Получив разрешение, подошел к столу экзаменационной комиссии.
– Комрад инстрактор! Нейвал кадет Поляков! Мей ай тейк тикет?
Взяв билет, Женя внимательно прочитал его и огласил:
– Тикет намбр элевен.
Петренко был потрясен: эти фразы он не учил. Поискав глазами командира роты, Саша робко приблизился к Ефиму Михайловичу и тихо сказал:
– Товарищ командир! Все равно не сдам!
Последовала немая сцена из «Ревизора».
– Ты же готовился! Что произошло?
– Там надо еще что-то говорить, а я не учил. Мы так не договаривались!
– Ребята! – взмолился Булавкин, наконец поняв, о чем идет речь. – Срочно бумагу и ручку! Напишите этому олуху небесному как надо попросить разрешение войти, как представиться, как попросить разрешение взять билет и, наконец, как назвать его номер! Пишите русскими буквами! А Вам, Петренко, я приказываю выучить эти несчастные фразы и сдать экзамен, или я за себя не отвечаю! Ясно?
Получив в ответ дежурное «Есть! Так точно!», командир роты ушел в другой конец коридора, ибо далеко не был уверен в том, что в его роду никто не перенес инфаркт миокарда, а присутствовать при разучивании Александром этих английских фраз было выше его сил.
Первая часть приказания была выполнена быстро. Сложнее оказалось со второй частью: английские фразы упорно не хотели задерживаться в голове бедного курсанта. Саша методично загонял их в подкорку, а они, подлые, вырывались наружу. Он истово повторял их одну за другой, бессчетное число раз. Вышел еще один курсант, вошел шестой. Зубрежка продолжалась. Наконец наступила очередь Петренко. В момент происшествия я сидел в классе и готовился к ответу, так что все происходило на моих глазах, и я могу изложить последующие события не с чужих слов. Чтобы описать их, необходимо обладать как минимум талантом Николая Васильевича Гоголя, но все же попытаюсь это сделать в меру своих скромных сил и возможностей. Прошу сделать на это скидку и представить себе следующую картину.
Резко распахнувшаяся дверь заставила всех находящихся в классе курсантов и преподавателей вздрогнуть и повернуться лицом ко входу. Петренко со зверским выражением лица и остекленевшими глазами строевым шагом проследовал к столу экзаменационной комиссии. Нечеловеческие усилия продержать в голове вновь заученные фразы те несколько секунд, что требовались для их использования, явственно отражались на его лице. В гробовой тишине звонко отдавались Сашины шаги. Все головы синхронно поворачивались, провожая взглядами его путь на Голгофу. Молча пройдя весь класс почти по диагонали, Петренко встал в полуметре от стола, на котором были разложены билеты. Глядя ясными голубыми глазами прямо в лицо председателя экзаменационной комиссии, он четко произнес:
– Мей ай комин? Комрад инстрактор! Нейвал кадет Петренко! Мей ай тайк тикет? Тикет намбр эйт!

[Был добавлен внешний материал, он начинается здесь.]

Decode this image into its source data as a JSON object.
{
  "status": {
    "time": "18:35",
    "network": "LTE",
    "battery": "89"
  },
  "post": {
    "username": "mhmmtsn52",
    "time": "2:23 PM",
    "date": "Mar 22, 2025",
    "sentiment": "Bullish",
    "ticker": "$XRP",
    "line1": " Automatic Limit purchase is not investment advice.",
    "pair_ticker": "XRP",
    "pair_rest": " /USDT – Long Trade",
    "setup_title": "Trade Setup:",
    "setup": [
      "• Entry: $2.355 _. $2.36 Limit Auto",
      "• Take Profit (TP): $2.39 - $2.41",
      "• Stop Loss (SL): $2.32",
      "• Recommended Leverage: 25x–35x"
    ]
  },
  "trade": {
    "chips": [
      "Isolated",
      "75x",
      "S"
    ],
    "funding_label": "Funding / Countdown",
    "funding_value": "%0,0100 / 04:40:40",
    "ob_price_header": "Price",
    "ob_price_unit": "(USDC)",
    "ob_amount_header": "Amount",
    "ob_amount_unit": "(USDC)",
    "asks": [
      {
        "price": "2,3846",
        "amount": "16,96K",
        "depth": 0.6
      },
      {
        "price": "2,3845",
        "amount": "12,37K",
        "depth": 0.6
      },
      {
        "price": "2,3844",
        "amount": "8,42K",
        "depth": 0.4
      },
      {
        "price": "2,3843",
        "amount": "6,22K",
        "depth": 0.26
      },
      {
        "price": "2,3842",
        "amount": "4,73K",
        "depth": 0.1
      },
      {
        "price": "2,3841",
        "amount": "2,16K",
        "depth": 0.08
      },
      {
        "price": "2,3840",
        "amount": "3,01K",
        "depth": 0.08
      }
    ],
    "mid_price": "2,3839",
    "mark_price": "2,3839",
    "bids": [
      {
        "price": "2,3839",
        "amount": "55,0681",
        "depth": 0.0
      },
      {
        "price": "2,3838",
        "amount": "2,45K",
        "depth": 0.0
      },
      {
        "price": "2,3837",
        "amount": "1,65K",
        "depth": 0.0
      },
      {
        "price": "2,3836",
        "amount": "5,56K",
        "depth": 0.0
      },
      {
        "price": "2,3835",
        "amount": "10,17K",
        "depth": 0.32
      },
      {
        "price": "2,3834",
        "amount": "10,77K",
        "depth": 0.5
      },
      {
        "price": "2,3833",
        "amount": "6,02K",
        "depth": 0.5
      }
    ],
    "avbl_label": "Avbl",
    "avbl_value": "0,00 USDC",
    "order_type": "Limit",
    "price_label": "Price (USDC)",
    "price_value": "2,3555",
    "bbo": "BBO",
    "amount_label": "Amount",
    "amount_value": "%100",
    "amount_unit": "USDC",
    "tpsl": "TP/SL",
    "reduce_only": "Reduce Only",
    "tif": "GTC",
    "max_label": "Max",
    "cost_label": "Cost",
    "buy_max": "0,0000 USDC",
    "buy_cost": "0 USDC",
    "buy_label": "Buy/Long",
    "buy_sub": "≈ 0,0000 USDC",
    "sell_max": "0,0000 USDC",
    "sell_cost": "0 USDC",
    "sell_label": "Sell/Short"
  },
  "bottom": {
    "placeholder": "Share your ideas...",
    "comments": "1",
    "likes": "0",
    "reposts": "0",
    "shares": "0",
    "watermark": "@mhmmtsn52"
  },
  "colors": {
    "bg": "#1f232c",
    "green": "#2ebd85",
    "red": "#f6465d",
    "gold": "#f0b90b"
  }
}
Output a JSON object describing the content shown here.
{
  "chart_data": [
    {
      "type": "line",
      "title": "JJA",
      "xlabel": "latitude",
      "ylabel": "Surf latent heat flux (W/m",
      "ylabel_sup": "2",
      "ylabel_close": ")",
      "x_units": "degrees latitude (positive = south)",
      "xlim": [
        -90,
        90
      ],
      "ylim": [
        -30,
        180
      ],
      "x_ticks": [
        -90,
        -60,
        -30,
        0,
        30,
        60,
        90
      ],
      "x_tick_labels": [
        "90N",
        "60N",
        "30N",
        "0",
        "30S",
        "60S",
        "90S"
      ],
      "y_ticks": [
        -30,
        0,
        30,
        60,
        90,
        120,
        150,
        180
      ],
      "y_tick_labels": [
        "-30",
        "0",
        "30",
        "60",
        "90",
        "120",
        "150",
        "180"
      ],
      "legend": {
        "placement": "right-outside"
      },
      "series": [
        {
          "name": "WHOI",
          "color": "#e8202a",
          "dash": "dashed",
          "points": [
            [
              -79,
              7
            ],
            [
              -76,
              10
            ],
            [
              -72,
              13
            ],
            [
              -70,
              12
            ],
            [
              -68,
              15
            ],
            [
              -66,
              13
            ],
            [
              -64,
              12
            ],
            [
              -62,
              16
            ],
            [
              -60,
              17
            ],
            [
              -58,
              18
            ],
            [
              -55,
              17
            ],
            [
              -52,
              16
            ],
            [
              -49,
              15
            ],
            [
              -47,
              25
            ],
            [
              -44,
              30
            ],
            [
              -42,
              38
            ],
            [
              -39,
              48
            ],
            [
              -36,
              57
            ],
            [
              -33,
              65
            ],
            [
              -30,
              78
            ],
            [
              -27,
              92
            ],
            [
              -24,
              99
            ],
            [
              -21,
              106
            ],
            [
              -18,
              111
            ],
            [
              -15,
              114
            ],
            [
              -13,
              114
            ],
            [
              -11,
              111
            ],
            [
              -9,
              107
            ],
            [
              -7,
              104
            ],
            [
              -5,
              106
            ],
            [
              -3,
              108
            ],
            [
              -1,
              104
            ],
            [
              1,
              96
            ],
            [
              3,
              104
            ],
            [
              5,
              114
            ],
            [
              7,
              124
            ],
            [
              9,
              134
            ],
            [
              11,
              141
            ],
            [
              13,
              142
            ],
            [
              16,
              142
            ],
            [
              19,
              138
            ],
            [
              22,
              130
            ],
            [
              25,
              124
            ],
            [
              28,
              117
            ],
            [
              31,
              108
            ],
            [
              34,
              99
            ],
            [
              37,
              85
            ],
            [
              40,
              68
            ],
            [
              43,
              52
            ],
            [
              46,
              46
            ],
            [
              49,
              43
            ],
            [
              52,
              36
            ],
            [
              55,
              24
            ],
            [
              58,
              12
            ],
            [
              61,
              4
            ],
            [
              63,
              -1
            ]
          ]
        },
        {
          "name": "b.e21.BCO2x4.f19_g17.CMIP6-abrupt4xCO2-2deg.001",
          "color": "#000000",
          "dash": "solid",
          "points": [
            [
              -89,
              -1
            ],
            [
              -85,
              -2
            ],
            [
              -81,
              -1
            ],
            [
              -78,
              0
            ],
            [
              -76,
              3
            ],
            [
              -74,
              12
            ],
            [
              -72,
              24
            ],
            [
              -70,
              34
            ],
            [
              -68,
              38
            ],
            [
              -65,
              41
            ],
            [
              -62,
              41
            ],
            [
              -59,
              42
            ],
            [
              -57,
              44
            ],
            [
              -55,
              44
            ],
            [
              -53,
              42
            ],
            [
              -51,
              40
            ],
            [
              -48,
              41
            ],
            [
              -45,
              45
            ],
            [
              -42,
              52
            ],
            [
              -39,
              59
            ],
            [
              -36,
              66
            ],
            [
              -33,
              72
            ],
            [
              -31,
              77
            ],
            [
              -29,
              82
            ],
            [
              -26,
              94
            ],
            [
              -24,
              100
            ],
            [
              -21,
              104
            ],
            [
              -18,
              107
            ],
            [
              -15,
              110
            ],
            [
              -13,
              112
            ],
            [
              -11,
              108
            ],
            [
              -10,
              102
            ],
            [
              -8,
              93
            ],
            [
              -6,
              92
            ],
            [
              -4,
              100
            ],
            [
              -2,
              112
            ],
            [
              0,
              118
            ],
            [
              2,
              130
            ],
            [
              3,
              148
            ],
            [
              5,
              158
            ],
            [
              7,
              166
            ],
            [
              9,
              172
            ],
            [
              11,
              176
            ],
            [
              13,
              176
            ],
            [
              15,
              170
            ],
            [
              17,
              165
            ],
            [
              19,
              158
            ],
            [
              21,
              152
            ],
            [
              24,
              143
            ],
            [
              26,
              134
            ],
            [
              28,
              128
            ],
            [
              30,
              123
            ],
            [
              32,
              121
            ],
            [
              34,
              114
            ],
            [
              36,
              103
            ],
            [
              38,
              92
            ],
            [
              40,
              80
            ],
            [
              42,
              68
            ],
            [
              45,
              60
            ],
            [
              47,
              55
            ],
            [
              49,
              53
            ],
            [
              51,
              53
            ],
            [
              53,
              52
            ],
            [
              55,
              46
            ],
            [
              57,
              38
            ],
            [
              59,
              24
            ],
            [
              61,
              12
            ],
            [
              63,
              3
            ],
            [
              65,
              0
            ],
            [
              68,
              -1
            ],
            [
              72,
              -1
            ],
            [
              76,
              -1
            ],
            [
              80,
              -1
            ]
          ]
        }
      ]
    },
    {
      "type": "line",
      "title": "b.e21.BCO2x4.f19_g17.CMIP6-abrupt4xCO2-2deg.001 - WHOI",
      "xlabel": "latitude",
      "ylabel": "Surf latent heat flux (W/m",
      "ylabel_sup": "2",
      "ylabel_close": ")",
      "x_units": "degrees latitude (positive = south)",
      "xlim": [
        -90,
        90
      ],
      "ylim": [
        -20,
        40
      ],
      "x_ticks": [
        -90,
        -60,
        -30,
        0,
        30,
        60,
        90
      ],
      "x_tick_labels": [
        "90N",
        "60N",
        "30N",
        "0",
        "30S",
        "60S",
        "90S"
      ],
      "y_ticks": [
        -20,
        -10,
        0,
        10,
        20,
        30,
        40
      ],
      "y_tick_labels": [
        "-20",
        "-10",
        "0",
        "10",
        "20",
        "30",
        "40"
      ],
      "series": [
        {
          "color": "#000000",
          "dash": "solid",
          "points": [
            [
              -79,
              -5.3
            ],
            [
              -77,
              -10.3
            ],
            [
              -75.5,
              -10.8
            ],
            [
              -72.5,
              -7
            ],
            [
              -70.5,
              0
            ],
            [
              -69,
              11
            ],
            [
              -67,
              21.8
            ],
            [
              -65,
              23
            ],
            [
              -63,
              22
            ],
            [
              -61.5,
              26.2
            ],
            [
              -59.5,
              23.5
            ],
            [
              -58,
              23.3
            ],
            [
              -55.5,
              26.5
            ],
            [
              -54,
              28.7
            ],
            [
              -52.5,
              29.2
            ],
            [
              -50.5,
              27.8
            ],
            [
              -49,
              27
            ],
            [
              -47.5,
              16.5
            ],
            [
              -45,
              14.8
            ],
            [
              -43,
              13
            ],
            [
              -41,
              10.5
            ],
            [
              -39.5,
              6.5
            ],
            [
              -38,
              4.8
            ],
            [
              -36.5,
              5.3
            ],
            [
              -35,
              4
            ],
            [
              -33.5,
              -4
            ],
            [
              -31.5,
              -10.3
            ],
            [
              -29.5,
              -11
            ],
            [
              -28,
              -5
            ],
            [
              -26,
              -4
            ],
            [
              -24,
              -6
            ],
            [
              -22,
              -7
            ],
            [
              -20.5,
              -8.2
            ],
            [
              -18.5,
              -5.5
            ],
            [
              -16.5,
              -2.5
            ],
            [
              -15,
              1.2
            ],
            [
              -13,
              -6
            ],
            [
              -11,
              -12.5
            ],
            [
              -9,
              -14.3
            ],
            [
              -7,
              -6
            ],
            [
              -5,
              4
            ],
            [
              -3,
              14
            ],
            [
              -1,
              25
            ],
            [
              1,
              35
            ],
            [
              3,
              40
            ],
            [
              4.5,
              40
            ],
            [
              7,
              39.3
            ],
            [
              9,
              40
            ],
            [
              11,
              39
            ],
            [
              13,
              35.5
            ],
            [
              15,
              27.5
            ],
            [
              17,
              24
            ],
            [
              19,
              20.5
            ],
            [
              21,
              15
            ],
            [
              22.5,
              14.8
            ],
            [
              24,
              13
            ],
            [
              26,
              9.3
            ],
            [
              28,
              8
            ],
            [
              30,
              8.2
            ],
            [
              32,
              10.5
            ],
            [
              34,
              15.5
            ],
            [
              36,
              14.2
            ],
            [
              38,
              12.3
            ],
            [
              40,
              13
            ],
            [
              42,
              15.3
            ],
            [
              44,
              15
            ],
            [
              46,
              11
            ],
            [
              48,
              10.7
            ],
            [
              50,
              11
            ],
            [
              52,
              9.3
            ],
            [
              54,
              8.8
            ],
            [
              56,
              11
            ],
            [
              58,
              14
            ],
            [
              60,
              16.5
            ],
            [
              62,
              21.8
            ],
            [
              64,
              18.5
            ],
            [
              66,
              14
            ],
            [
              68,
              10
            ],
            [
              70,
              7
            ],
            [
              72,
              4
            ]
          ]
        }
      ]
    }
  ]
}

Сделав шаг вперед, Саша взял билет и ознакомился с его содержимым. Командир не подвел: вверху билета красовалась заветная цифра. Подняв глаза на застывшую в шоке экзаменационную комиссию, он наконец осознал, что назвал номер билета до того, как взял его. Не берусь судить, как повел бы себя я в подобной ситуации, не знаю. Скорее всего, я бы растерялся, стушевался и лишился дара речи. Почти наверняка так же отреагировал бы любой другой нормальный курсант или студент на свете, независимо от специальности, национальности, цвета кожи или вероисповедания. Но не таков был наш Петренко! Невозмутимо подняв глаза на преподавателей, он с неподражаемым простодушием изрек:
– Ой, и правда восемь!
От взрыва хохота в коридоре чуть не вылетели стекла. Преподаватели растерянно моргали и старались не смотреть друг на друга. Те курсанты, которые сидели в классе и готовились к ответам, в том числе и я, давились от сдерживаемого смеха, съезжая под парты. Тогда мы не знали, да и не могли знать модного ныне юмориста Михаила Задорнова, но наша гордость за отечественного курсанта выросла до небес.
Председатель комиссии, желая сохранить лицо, разрядил обстановку:
– Идите готовьтесь…
Стоит ли говорить, что Петренко сдал экзамен успешно, рота подтвердила звание отличной, а капитан-лейтенант Булавкин получил вожделенную прибавку к зарплате?!